Cousins Born a Scramblin’ Man

Image courtesy of Vikings.com

The Minnesota Vikings inked Kirk Cousins during free agency in 2018, an acquisition that was theorized to pair a volume passer with a rugged defense. Minnesota lost to the Philadelphia Eagles in the NFC Championship two months earlier, and Cousins was tapped as the man to catapult the franchise beyond conference championships. So far – no such luck.

Cousins has been effective in an individual regard as his numbers exceed the value he contributed while playing for the Washington Football Team. In Washington, his passer rating was 93.7. As the Vikings quarterback, this rating climbs substantially to 102.9 – a 10% spike. That is noteworthy in football terms.

But the Cousins addition has not propelled the team back to the NFC Championship. Minnesota shocked the New Orleans Saints – almost an annual gig now – last January in the wildcard round of the postseason before concluding their 2019 efforts in San Francisco. The 49ers snuffed out the Vikings, Packers, and nearly the Chiefs in Super Bowl LIV. The loss to the 49ers was the deepest point in a season that Cousins and the Vikings have driven to date. 2020 will not provide a better-reviewed sequel to 2019 unless the Vikings get oddly hot – fast.

On the nuts and bolts of his game, Cousins has rebounded admirably after a shoddy start to the 2020 season. The Vikings collapsed into their bye week with a 1-5 record while Cousins looked like an amateur in spots. Call it an inopportune preseason.

Since Week 8, though, the Vikings have won five out of seven games. And, Cousins has statistically been a Top 3 signal-caller since the season’s midpoint.

To nearly universal approval, the 32-year-old has added (reclaimed?) a scamper to his repertoire. Because Cousins does not often tuck the football and run, a tendency exists to classify him as “immobile” a la Philip Rivers, Matt Ryan, or Tom Brady. Like many talking points pertinent to Cousins, that is false.

Cousins is making a living tucking and running with football – a flashback to his Washington tenure.

Already Double 2019’s Rushing Total

This newfound rushing habit is vivified in his statsheet.

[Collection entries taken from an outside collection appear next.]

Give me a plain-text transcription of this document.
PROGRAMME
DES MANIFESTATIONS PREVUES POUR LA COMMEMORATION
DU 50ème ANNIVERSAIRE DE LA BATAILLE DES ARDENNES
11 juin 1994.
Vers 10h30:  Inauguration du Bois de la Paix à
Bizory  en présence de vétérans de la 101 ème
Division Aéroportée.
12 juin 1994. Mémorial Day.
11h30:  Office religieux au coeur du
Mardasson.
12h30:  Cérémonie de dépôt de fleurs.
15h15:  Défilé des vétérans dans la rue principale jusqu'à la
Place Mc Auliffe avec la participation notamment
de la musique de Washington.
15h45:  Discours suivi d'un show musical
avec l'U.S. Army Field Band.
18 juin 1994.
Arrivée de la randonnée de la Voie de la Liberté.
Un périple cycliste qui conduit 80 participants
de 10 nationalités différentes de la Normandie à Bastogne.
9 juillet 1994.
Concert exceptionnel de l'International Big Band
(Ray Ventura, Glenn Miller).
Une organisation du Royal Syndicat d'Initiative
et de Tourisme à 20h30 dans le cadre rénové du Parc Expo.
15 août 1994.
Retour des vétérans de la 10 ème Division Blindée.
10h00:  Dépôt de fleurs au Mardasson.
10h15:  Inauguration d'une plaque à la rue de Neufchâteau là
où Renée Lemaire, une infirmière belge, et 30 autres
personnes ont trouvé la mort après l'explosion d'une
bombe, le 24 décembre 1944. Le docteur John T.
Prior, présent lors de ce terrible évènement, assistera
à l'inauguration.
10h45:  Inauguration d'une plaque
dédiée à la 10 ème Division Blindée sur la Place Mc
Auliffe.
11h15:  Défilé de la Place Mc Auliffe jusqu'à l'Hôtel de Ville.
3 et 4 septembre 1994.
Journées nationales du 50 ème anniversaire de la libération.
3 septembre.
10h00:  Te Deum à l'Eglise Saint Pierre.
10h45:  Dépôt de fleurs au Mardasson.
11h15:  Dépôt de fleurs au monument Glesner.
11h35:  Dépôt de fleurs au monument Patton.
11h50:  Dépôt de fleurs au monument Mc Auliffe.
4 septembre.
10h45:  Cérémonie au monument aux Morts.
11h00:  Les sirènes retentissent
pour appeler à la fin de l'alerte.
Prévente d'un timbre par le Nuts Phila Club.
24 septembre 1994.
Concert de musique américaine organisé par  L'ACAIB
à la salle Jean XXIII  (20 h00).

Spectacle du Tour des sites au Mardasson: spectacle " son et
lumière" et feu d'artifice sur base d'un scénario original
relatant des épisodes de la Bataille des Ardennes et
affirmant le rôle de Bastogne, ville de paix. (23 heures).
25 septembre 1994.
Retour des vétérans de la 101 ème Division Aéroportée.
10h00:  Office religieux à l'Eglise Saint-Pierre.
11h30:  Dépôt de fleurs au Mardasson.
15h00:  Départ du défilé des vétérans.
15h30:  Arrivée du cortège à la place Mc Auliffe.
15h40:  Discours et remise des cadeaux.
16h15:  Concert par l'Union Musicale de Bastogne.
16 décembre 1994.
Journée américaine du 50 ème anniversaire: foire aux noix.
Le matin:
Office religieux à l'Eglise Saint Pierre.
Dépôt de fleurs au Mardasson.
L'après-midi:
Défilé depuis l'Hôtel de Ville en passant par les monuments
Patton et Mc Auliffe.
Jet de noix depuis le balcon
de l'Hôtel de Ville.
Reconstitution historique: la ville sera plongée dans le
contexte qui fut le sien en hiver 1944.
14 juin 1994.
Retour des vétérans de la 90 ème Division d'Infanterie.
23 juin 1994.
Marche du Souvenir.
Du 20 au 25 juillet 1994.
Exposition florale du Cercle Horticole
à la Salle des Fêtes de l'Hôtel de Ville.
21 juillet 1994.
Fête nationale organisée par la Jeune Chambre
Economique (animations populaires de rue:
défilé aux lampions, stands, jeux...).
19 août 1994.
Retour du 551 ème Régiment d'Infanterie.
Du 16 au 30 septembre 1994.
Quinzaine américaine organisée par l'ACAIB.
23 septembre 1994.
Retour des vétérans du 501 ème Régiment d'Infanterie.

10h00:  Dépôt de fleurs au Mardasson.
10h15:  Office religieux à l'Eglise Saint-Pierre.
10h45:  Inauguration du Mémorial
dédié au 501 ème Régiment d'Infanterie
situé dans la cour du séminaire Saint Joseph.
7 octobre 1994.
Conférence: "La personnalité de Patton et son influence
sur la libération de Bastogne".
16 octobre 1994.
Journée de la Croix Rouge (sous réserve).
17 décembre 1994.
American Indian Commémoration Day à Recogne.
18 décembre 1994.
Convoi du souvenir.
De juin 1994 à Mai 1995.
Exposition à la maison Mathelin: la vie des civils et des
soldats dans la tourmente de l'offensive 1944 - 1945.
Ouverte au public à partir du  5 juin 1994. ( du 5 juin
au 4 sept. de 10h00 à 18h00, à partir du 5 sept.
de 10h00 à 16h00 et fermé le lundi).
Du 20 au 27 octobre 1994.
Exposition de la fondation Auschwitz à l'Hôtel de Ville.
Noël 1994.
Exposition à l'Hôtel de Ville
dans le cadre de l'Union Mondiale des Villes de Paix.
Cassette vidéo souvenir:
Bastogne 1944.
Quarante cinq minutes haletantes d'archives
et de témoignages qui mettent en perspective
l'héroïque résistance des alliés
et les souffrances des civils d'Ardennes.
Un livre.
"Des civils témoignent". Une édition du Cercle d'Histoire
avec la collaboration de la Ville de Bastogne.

Cousins ran the ball for a whopping 63 yards in 2019. That was fewer yards than Matthew Stafford and Andy Dalton — men nowhere near the conversation of “mobile quarterback.” Put simply, Cousins was a statue in the pocket and when he flirted with a scamper, he typically changed his mind.

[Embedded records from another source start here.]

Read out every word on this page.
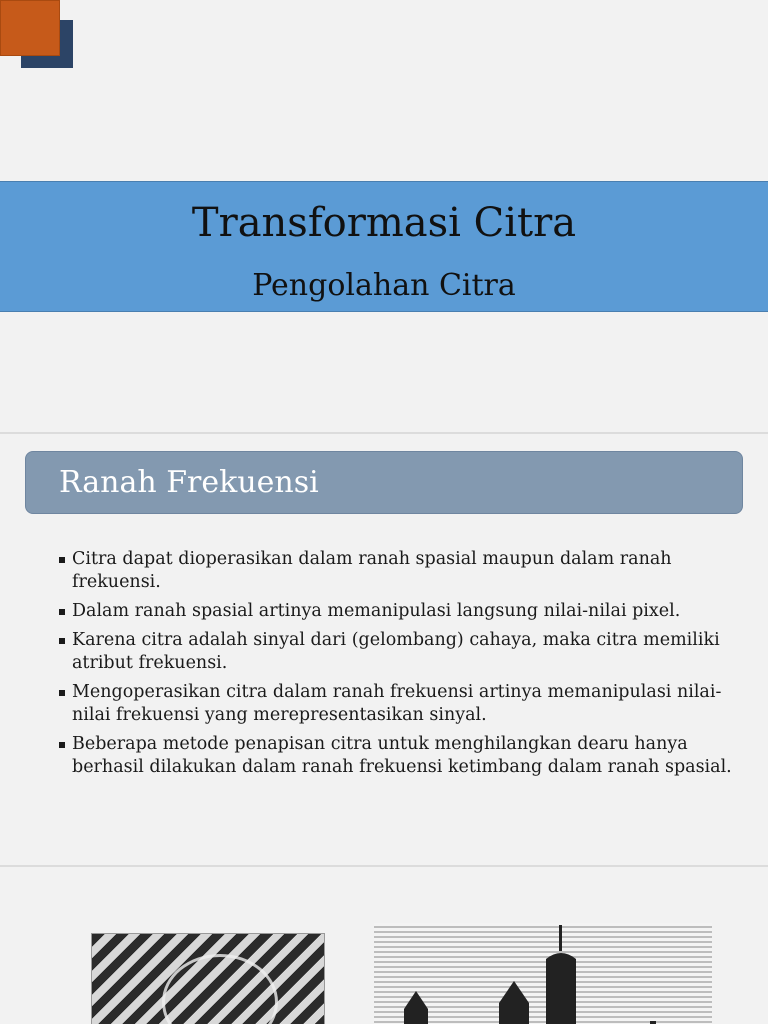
Transformasi Citra
Pengolahan Citra
Ranah Frekuensi
Citra dapat dioperasikan dalam ranah spasial maupun dalam ranah frekuensi.
Dalam ranah spasial artinya memanipulasi langsung nilai-nilai pixel.
Karena citra adalah sinyal dari (gelombang) cahaya, maka citra memiliki atribut frekuensi.
Mengoperasikan citra dalam ranah frekuensi artinya memanipulasi nilai-nilai frekuensi yang merepresentasikan sinyal.
Beberapa metode penapisan citra untuk menghilangkan dearu hanya berhasil dilakukan dalam ranah frekuensi ketimbang dalam ranah spasial.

With offensive coordinator Gary Kubiak in charge, the former Broncos skipper must have whispered sweet nothings to Cousins. His rushing total has risen to 130 yards through 13 games. Of course, that is not stop-the-presses stuff, but it is a 206% increase from last season with three regular-season games left.

The shift in Cousins’ game is noticeable. Perhaps Kubiak signaled a greenlight to Cousins that was nonexistent under Kevin Stefanski last season. On Cousins’ 2019 rushing philosophy, the “why didn’t he do it” is unclear. One thing is certain: Cousins did not take off and run much in his first two Minnesotan seasons. But he’s doing it now.

Moving the Sticks

It is working.

On plays that Cousins probably would have crumbled in the pocket during 2018 or 2019 (or simply tossed the ball incomplete), he is now galloping. His hot feet are causing a firestorm of first downs (comparatively speaking).

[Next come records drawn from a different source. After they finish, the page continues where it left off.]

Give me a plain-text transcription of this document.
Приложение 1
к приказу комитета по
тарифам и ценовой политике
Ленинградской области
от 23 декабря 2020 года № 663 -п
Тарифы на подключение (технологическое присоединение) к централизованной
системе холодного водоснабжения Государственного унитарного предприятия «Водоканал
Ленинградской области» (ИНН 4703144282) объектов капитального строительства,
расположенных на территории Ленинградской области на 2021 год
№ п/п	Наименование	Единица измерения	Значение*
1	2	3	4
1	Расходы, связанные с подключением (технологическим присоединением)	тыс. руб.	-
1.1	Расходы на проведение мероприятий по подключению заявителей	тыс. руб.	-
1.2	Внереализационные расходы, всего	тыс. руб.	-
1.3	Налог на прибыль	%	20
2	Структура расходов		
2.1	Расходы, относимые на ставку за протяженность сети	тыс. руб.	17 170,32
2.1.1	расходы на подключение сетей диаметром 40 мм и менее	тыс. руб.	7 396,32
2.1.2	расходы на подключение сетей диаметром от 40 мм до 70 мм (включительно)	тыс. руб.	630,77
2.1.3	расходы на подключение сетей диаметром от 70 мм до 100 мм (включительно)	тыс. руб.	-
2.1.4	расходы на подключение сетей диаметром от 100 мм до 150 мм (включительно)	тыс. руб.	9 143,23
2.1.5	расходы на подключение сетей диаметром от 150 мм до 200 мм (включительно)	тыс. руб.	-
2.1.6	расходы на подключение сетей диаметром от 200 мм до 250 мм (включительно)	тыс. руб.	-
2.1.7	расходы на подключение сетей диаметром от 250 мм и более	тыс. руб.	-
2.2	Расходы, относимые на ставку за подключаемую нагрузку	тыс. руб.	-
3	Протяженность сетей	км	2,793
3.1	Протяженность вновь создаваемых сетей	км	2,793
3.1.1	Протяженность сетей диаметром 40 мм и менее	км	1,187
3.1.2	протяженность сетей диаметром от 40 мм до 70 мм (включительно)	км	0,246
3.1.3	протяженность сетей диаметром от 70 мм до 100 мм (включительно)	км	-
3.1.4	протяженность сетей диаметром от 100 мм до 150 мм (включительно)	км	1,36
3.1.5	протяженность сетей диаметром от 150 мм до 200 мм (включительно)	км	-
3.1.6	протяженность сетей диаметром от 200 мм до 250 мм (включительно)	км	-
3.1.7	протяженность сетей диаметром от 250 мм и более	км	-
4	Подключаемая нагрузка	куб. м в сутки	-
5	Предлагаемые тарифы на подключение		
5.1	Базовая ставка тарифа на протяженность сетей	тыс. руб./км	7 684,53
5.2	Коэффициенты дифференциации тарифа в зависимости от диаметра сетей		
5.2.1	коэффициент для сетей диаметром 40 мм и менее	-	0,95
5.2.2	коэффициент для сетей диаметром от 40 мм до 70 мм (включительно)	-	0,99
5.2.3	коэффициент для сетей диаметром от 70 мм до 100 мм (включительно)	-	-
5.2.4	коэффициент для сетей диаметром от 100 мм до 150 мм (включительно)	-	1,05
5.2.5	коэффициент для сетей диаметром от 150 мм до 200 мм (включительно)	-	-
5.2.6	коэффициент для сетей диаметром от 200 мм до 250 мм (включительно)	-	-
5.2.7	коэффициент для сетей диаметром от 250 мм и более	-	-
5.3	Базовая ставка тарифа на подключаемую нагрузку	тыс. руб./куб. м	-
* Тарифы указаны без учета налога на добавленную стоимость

In 2018, Cousins tallied 12 rushing first downs. A year later, that dropped to a puny total of eight. For the pandemic season, he’s notched 14 first downs via rush – in 13 games. An onlooker to these first-down jaunts can attest to their importance. These are not tiny quarterback sneaks or garbage time fluff. The plays are crucial, in-the-moment necessities that most Vikings fans did not know Cousins had in his arsenal.

He does – and he must keep it up.

Probably the Best Version of Cousins Imaginable

Scrambling Cousins is the peerless version of the man. He is not slow. He is also not fast, but the Vikings quarterback snuggles right in the middle of the two distinctions. At the NFL combine eight years ago, Cousins ran a 40-yard dash of 4.84. That’s the same mark that Baker Mayfield clocked. It’s also faster than Washington’s Dwayne Haskins.

This era of professional football is undergoing an influx of mobile quarterbacks. The body politic of sports seems to believe that is the only way to habitually win. “We just need a mobile quarterback” is an argument used by critics to subvert Cousins’ future on the Vikings roster. There is no empirical evidence to suggest mobile quarterbacks win more than “old school” ones, but the talking point will persevere nevertheless – probably because tuck-and-run quarterbacks are perceived as exciting.

The Vikings have a junior version of a quasi-mobile quarterback in Cousins – when the gameplay promotes his scrambling acumen. We’re starting to see nibbles of it under Kubiak. It’s probably why, in part, that the 2020 Vikings yards-per-play is the highest of the Zimmer era.